21-valent Pneumococcal Conjugate Vaccine Candidate Granted Priority Review

Merck today announced the U.S. Food and Drug Administration (FDA) has accepted for priority review a new Biologics License Application (BLA) for V116, a 21-valent pneumococcal conjugate vaccine candidate specifically designed to help prevent invasive pneumococcal disease and pneumococcal pneumonia in adults.

The FDA grants priority review to medicines and vaccines that, if approved, would significantly improve the safety or effectiveness of the treatment or prevention of a serious condition.
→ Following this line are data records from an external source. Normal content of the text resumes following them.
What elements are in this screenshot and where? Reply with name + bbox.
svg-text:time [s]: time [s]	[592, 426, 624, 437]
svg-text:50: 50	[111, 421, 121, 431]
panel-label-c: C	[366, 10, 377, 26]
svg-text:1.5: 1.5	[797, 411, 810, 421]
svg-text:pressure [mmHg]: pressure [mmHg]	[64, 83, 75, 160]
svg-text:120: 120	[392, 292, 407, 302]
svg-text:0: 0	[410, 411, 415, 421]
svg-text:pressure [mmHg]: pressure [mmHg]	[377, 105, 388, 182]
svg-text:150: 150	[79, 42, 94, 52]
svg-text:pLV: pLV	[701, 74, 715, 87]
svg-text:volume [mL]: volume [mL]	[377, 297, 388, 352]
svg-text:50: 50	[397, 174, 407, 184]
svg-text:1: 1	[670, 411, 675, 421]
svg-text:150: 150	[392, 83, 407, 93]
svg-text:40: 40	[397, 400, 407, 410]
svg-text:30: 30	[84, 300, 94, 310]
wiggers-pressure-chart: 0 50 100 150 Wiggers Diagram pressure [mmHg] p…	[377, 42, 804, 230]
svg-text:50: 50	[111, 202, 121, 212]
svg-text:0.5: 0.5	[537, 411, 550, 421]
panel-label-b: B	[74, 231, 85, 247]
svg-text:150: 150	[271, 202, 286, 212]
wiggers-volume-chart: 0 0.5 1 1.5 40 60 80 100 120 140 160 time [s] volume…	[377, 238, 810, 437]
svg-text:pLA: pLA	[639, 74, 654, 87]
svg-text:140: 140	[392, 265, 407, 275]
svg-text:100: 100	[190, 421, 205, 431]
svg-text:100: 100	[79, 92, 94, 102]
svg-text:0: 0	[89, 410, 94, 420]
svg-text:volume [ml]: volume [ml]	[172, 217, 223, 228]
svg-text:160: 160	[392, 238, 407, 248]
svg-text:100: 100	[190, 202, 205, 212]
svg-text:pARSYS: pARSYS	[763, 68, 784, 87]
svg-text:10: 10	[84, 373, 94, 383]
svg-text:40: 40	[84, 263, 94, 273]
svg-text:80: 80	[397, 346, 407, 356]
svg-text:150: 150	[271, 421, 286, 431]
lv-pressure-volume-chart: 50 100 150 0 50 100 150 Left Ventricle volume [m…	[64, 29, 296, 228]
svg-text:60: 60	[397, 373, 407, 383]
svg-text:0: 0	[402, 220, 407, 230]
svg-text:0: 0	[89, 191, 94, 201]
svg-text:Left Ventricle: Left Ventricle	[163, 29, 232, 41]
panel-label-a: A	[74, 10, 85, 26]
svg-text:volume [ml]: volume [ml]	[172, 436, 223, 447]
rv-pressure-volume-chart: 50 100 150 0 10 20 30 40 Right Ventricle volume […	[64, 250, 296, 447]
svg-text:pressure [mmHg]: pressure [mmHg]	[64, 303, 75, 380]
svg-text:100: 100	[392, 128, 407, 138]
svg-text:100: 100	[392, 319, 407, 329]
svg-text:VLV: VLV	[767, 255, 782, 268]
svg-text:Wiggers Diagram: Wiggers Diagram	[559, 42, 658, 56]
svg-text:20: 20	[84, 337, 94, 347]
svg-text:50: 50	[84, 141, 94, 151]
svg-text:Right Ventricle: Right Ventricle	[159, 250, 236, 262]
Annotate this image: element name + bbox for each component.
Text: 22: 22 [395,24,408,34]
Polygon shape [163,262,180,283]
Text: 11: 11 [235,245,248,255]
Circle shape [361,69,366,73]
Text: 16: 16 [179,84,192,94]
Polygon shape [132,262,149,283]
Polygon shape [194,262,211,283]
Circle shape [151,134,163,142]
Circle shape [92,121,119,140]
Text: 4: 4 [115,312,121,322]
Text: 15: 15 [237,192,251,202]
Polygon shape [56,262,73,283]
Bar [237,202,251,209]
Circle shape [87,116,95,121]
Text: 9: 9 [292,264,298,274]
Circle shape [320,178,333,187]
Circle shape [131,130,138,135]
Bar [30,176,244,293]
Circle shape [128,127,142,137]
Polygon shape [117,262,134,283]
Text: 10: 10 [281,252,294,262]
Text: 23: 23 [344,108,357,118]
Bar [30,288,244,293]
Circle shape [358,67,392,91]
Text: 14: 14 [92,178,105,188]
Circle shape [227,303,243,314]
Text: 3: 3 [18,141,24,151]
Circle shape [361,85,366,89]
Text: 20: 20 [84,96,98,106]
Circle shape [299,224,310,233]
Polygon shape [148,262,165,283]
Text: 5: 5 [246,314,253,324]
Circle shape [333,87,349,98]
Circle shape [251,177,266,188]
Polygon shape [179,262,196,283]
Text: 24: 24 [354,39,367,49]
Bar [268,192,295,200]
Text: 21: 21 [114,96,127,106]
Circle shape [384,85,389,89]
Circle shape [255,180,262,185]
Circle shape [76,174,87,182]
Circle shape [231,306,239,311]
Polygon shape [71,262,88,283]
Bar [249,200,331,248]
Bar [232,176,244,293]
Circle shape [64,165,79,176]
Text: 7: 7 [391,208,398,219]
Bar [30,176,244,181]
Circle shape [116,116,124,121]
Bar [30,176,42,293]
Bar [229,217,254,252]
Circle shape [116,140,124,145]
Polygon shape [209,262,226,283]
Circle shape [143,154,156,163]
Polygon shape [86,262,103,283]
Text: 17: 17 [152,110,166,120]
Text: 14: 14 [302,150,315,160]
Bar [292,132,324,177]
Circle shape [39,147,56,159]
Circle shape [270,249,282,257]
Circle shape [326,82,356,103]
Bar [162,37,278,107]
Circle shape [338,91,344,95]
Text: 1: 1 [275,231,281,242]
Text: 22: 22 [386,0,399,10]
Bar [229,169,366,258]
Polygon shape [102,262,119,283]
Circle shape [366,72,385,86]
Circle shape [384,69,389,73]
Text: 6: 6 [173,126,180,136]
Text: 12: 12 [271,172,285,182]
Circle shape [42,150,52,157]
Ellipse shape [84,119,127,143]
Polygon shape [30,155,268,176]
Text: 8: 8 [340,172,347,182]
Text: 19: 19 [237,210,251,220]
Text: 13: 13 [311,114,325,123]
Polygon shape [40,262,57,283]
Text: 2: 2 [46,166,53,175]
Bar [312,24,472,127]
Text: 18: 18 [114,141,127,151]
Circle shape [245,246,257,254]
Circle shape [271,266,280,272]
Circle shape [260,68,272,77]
The FDA has set a Prescription Drug User Fee Act of June 17, 2024.

The serotypes covered by V116 are responsible for approximately 83% of invasive pneumococcal disease in individuals 65 and older.

Dr. Eliav Barr, senior vice president, head of global clinical development, and chief medical officer, Merck Research Laboratories, commented in a press release on December 19, 2023, "If approved, V116 would be the first pneumococcal conjugate vaccine specifically designed to address the serotypes that cause most adult invasive pneumococcal disease."

"We look forward to discussing the data that support our filing with the FDA and are urgently working to bring this potential new preventative measure to adult patients."

Merck says V116 includes eight unique serotypes not covered by currently licensed pneumococcal vaccines, responsible for approximately 30% of invasive pneumococcal disease in individuals 65 and older.